Her trip is one of an estimated 701 million being made across the country during the extended National Day break from October 1 to 8. Tourism revenues for the period were expected to rise 12.2 per cent from last year to hit some 590 billion yuan (US$88.68 billion).
But for those who usually make their living from tourists in Jiuzhaigou, the holiday is a reminder of their long road to recovery. The national park – a Unesco World Heritage Site famous for its otherworldly beauty – has been closed to the public since the earthquake, which claimed 25 lives and injured 525 people.
Once one of the most popular tourist attractions on the mainland, it is expected to be closed for the next one to three years and it will have to be re-evaluated by Unesco, Xinhua reported.
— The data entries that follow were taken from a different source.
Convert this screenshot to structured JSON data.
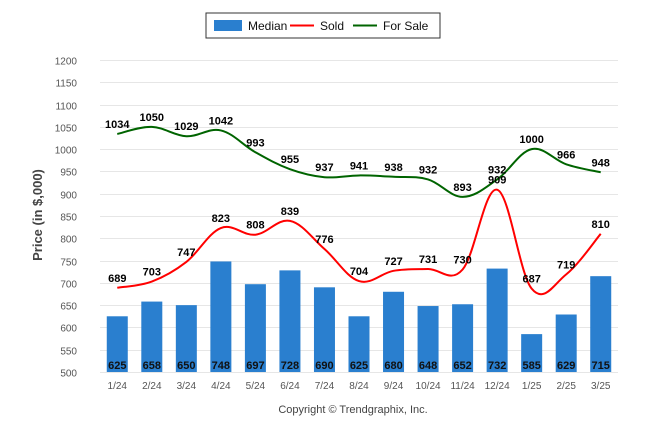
{
  "chart_data": {
    "type": "bar",
    "categories": [
      "1/24",
      "2/24",
      "3/24",
      "4/24",
      "5/24",
      "6/24",
      "7/24",
      "8/24",
      "9/24",
      "10/24",
      "11/24",
      "12/24",
      "1/25",
      "2/25",
      "3/25"
    ],
    "series": [
      {
        "name": "Median",
        "kind": "bar",
        "color": "#2a7fcf",
        "values": [
          625,
          658,
          650,
          748,
          697,
          728,
          690,
          625,
          680,
          648,
          652,
          732,
          585,
          629,
          715
        ]
      },
      {
        "name": "Sold",
        "kind": "line",
        "color": "#ff0000",
        "values": [
          689,
          703,
          747,
          823,
          808,
          839,
          776,
          704,
          727,
          731,
          730,
          909,
          687,
          719,
          810
        ]
      },
      {
        "name": "For Sale",
        "kind": "line",
        "color": "#006400",
        "values": [
          1034,
          1050,
          1029,
          1042,
          993,
          955,
          937,
          941,
          938,
          932,
          893,
          932,
          1000,
          966,
          948
        ]
      }
    ],
    "ylabel": "Price (in $,000)",
    "ylim": [
      500,
      1200
    ],
    "yticks": [
      500,
      550,
      600,
      650,
      700,
      750,
      800,
      850,
      900,
      950,
      1000,
      1050,
      1100,
      1150,
      1200
    ],
    "grid": true,
    "legend_position": "top-center"
  },
  "footer": "Copyright © Trendgraphix, Inc."
}
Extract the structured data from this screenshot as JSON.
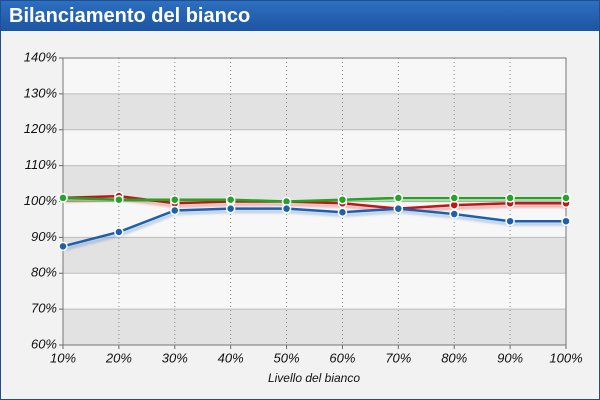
{
  "chart_data": {
    "type": "line",
    "title": "Bilanciamento del bianco",
    "x_label": "Livello del bianco",
    "categories": [
      "10%",
      "20%",
      "30%",
      "40%",
      "50%",
      "60%",
      "70%",
      "80%",
      "90%",
      "100%"
    ],
    "series": [
      {
        "color": "#c01818",
        "values": [
          101,
          101.5,
          99.5,
          100,
          100,
          99.5,
          98,
          99,
          99.5,
          99.5
        ]
      },
      {
        "color": "#24a424",
        "values": [
          101,
          100.5,
          100.5,
          100.5,
          100,
          100.5,
          101,
          101,
          101,
          101
        ]
      },
      {
        "color": "#1f5fb0",
        "values": [
          87.5,
          91.5,
          97.5,
          98,
          98,
          97,
          98,
          96.5,
          94.5,
          94.5
        ]
      }
    ],
    "ylim": [
      60,
      140
    ],
    "yticks": [
      {
        "value": 60,
        "label": "60%"
      },
      {
        "value": 70,
        "label": "70%"
      },
      {
        "value": 80,
        "label": "80%"
      },
      {
        "value": 90,
        "label": "90%"
      },
      {
        "value": 100,
        "label": "100%"
      },
      {
        "value": 110,
        "label": "110%"
      },
      {
        "value": 120,
        "label": "120%"
      },
      {
        "value": 130,
        "label": "130%"
      },
      {
        "value": 140,
        "label": "140%"
      }
    ],
    "grid": true
  }
}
It was still undergoing risk assessment and repairs, with full restoration work yet to begin, the report said.
In the tourist town of Zhangzha, near the epicentre of the quake, most locals had already returned to their homes by the end of September, Zhuoma said, and they continued to endure aftershocks.
Some grocery stores were operating, although many locals were surviving by growing their own vegetables.
Known for its waterfalls and iridescent lakes that shimmer against a backdrop of deciduous forests and snow-capped mountains, the landscape of the famous park has also changed.
Sparkling Lake, for example, one of its most popular locations for taking selfies and holiday snaps, is now significantly smaller.
Some are concerned about whether tourism in the area will recover.
“I’m worried about when our business will improve,” Zhuoma said. “No one knows when the park will open again. For now, I’ll stay put. But I’m not ruling out the possibility that I might have to go somewhere else to start a business.”
Many hotel operators have already abandoned their businesses and moved on.
Wang Peijiang decided to cut his losses and close his Jiuzhai Fairy Tale Boutique Hotel, which is about 15 minutes’ walk from the national park. Instead he has opened a new hotel near Mount Emei, another popular tourist attraction in Sichuan.
At the Jiuzhai Sea View Hotel meanwhile, one employee who stayed on after the earthquake said he had been transferred to Guangzhou about a month ago because the hotel owner decided to temporarily close up.
Devoid of tourists and with the rebuilding effort barely begun, Jiuzhaigou is a starkly different place from a year ago. Then, over 209,000 tourists visited during the National Day holiday – with a daily peak of more than 40,000.
That amounts to a loss of about 46 million yuan on national park ticket revenues alone for that period, based on the entry price of 220 yuan.
In fact, the service industry accounts for about two-thirds of the economy in Jiuzhaigou, according to the county’s economic yearbook. Last year, more than 7.2 million people visited the county – with 5 million of them going to the park – generating over 9 billion yuan in revenue.
Some 13,000 people lost their jobs because of the earthquake, Xinhua reported.
After the earthquake, Wang provided free accommodation and food at his hotel for soldiers who were there for the rescue operation, as well as for media covering the story.
“But now they’re gone, and I need to move on,” he said.